On the sustainability front, the PIF has reduced its emissions by 30 per cent by 2022, covered 84 per cent of its portfolio emissions with decarbonisation plans and issued USD 9 billion in green bonds, financing 91 ‘green’ projects. Here too, European connections are possible and partly already active: from renewable energy technologies to electric mobility and low-emission logistics, Saudi Arabia is looking for industrial and technological partners, and the EU is a natural reservoir of expertise and solutions.



Europe in the face of BIP ambitions

For Europe, this PIF trajectory is both an opportunity and a warning. Opportunity, because Saudi capital can support green transition, infrastructure modernisation and the valorisation of struggling historical brands. Warning, because the international projection of the fund is not neutral: it responds to an integrated national strategy, in which each investment has a medium- to long-term function in building domestic capacity and increasing the global influence of the Saudi monarchy.
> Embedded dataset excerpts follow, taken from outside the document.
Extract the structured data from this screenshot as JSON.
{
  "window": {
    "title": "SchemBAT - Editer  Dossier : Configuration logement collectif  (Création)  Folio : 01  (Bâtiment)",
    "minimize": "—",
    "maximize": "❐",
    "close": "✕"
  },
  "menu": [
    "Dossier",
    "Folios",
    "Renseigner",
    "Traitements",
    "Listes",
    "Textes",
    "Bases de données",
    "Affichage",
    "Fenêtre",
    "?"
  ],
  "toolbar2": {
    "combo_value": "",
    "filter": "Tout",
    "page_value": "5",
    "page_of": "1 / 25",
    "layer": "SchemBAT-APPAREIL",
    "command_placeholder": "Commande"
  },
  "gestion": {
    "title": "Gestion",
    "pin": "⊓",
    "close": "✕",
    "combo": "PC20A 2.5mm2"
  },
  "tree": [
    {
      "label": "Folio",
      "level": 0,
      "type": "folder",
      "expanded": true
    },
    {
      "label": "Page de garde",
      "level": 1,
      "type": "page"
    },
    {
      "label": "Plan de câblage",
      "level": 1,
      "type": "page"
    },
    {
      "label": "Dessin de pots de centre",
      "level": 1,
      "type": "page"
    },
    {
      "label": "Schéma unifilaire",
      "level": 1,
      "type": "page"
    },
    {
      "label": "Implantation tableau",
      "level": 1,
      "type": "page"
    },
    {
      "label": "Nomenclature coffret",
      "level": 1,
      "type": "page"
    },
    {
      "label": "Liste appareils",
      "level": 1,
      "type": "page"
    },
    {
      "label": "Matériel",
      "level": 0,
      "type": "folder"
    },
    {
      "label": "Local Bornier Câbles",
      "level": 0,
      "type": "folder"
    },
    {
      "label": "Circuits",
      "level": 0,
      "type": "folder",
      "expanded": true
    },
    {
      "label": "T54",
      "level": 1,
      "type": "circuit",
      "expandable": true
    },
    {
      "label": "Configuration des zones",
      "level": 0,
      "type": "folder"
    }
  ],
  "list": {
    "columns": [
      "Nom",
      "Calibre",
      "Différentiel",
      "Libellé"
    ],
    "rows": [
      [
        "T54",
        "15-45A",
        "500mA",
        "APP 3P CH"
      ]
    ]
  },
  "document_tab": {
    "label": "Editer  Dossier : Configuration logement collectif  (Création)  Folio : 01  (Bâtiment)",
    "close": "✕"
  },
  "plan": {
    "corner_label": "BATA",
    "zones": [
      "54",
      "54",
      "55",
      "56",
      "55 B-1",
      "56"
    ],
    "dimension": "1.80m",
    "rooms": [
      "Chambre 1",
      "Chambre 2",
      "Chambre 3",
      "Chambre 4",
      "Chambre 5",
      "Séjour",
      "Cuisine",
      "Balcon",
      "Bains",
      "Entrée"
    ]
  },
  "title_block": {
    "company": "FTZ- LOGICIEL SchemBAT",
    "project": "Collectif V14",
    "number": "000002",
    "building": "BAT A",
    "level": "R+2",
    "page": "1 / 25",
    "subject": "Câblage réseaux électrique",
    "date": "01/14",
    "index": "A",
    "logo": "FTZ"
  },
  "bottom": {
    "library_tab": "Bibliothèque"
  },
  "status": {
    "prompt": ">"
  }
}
If Europe wants to benefit from this investment season, it must intercept the future priorities of the PIF, understand where it wants to grow and with which partners, and at the same time equip itself with the tools to assess, select and, if necessary, limit operations in strategic sectors. It is not enough to be passive receivers of capital: we need a European industrial policy that is able to propose high value-added partnerships, protect critical know-how and ensure that foreign investment also contributes to the Union’s objectives.

Strengthening ties with the Gulf to safeguard European autonomy

In this context, strengthening the relationship with Saudi Arabia and, more generally, with the countries of the Gulf Cooperation Council (GCC) is of strategic importance for Europe. The ability to build structured partnerships with these economies, which are today at the centre of rapid industrial and technological diversification, is crucial for Europe’s strategic autonomy in an era marked by protectionist tensions and an increasingly fierce geopolitical competition between the United States and China. The India-Middle East-Europe Economic Corridor (IMEC), the infrastructure and logistics project that aims to connect India, the Gulf and the European continent, potentially reshaping global trade routes, also fits into this framework. A deeper and more balanced link with the GCC, including through instruments such as IMEC, can help reduce external vulnerabilities, expand supply channels and open up new markets for European companies, thereby strengthening the Union’s resilience and global projection.

The message that emerges from the 2024 Annual Report of the large Saudi sovereign wealth fund is clear: the PIF is no longer just a financial investor, but an architect of economic transformation. Europe can choose to be part of this design – helping to define its contours and mutual benefits – or to suffer it, as a mere backdrop to a strategy decided elsewhere. The difference will be the ability to anticipate, dialogue and position itself, today, on the trajectories of tomorrow.